Thursday, February 14, 2008

Reggie, Reggie, Reggie...

Here is more of my synopsis on Reggie McNeal's 2003 book, The Present Future.

New Reality Number Two: The Shift from Church Growth to Kingdom Growth

Rights and Wrongs

There were a lot of things right about the church growth emphasis. It provided a wake-up call to the church; it introduced missiological principles and practices to evangelism. It called attention to the growing diversity of the American population and asserted cultural relevance as a key component of being obedient to the Great Commission.

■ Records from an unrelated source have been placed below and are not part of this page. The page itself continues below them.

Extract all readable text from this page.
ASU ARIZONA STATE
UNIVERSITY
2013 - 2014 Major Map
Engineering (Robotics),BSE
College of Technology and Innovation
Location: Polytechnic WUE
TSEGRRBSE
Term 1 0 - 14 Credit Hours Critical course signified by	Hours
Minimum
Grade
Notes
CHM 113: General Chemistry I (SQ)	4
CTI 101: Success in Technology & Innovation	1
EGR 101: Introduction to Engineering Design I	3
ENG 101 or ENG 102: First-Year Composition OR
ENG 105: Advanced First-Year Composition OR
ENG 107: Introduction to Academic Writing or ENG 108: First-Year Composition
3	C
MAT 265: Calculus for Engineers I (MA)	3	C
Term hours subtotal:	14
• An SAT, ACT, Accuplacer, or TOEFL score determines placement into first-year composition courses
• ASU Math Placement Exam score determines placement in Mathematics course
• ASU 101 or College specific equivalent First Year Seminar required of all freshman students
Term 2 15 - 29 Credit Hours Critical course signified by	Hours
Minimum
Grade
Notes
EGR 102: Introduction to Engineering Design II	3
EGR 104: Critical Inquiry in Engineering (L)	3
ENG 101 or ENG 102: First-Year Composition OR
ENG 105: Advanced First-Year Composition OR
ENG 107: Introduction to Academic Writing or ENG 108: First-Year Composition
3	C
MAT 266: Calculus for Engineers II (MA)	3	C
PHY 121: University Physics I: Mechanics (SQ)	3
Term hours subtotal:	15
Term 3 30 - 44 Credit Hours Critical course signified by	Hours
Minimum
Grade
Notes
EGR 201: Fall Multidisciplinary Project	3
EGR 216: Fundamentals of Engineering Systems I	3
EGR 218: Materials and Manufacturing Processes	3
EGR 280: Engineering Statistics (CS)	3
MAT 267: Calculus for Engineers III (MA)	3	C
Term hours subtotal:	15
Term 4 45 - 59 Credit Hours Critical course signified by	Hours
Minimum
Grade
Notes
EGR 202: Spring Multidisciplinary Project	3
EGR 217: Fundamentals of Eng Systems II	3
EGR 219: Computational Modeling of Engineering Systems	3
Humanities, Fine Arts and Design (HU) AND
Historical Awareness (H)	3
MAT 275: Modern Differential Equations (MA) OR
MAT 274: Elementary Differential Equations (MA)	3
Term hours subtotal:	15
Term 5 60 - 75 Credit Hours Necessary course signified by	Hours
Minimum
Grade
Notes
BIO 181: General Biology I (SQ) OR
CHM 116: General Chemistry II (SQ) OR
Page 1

There were several things wrong with the church growth movement. A lot of “growth” was merely the migration of Christians moving from one church to another. We are seeing the closing down of the mom and pop operations and more openings or supercenters.

We are watching the development of a church culture that is parallel to American pop culture. We are seeing a rise of a “celebrity-status” church culture. While we are creating “stars” we are also creating losers, pastors and church leaders who are not serving in high-profile, high growth churches.

Wrong Question: How Do We Grow This Church? (How do we get them to come to us?)

The “Seeker” driven began to focus on methodology – how to catch peoples’ attention, sign em up, keep ‘em busy, and get ‘em to contribute money, talent, and energy to church efforts.

Keep in mind all of this has been done diminishing returns as a result. It has worked for some churches and they have grown, but as a whole, the statistics are telling us that church attendance is declining.

Tough Question: How Do We Transform Our Community? (How do we hit the streets with the Gospel?)

Churches that understand the realities of the present future are shifting the target of ministry efforts from church activity to community transformation. The world does not want what the typical N. American church has to offer. We can keep trying to get them to want what we have or we can start offering what they need. They need what people always need: God in their lives. Is our church culture spiritual enough to reach our culture?

We need to seek out a missional spirituality. Missional spirituality requires that God’s people be captured by his heart for people, that our hearts be broken by what breaks his, that we rejoice in what brings him joy (see Luke 15).

Do we have this problem: We’ll do this community stuff after we’ve handled all our internal needs, staffed all our programs, funded the services for club members, and paid salaries for ministers who spend their time almost exclusively on church members.

How many church activities (while good) are justified when there are people who have never been touched with Jesus’ love.

Kingdom Thinking

Jesus’ strategy was to go where people were already hanging out (see Matt. 10 and Luke 10). Maybe we need a church (type group) in every mall, every Wal-Mart supercenter, every Barnes and Nobles. McDonalds puts most of its new stores in places where the people already are: hospitals, schools, food courts, gas stations.

When we run out of space, why don’t we use the facilities that don’t use their space on Sunday mornings? Putting these small groups in such places (or even in places like Barnes and Nobles) and making them outreach oriented.

Are we afraid of not knowing how to engage people in genuine conversation? Is it because we fear rejection? Do we fear that our story is not compelling enough? Do we equate evangelism “programs” with selling a product?

Bottom line: we’ve got to take the gospel to the streets. McNeal is talking about an intentional 24/7 church presence in the community, not tied to church real estate: office buildings, malls, school campuses, sports complexes, storefronts, homes, apartment buildings, and community centers. We need to go where people are already hanging out and be prepared to have conversations with them about the great love of our lives.

They’re not coming to us. We’ve got go to them.

2 comments:

The MAN Fan Club said...

Our cringed a bit today when our pastor said something along the lines of, "We've had a few established families who love the Lord join the church lately, but I'm worried that we forgotten our mission to reach the unchurched....."

At lunch he said he was just trying to stir us up into inviting the lost around us and not get comfortable stealing other believers from local churches.

Plus he paid for our lunch!

Bill Victor said...

Most of what we think is church growth is church folk switching churches, so your pastor is on the right track.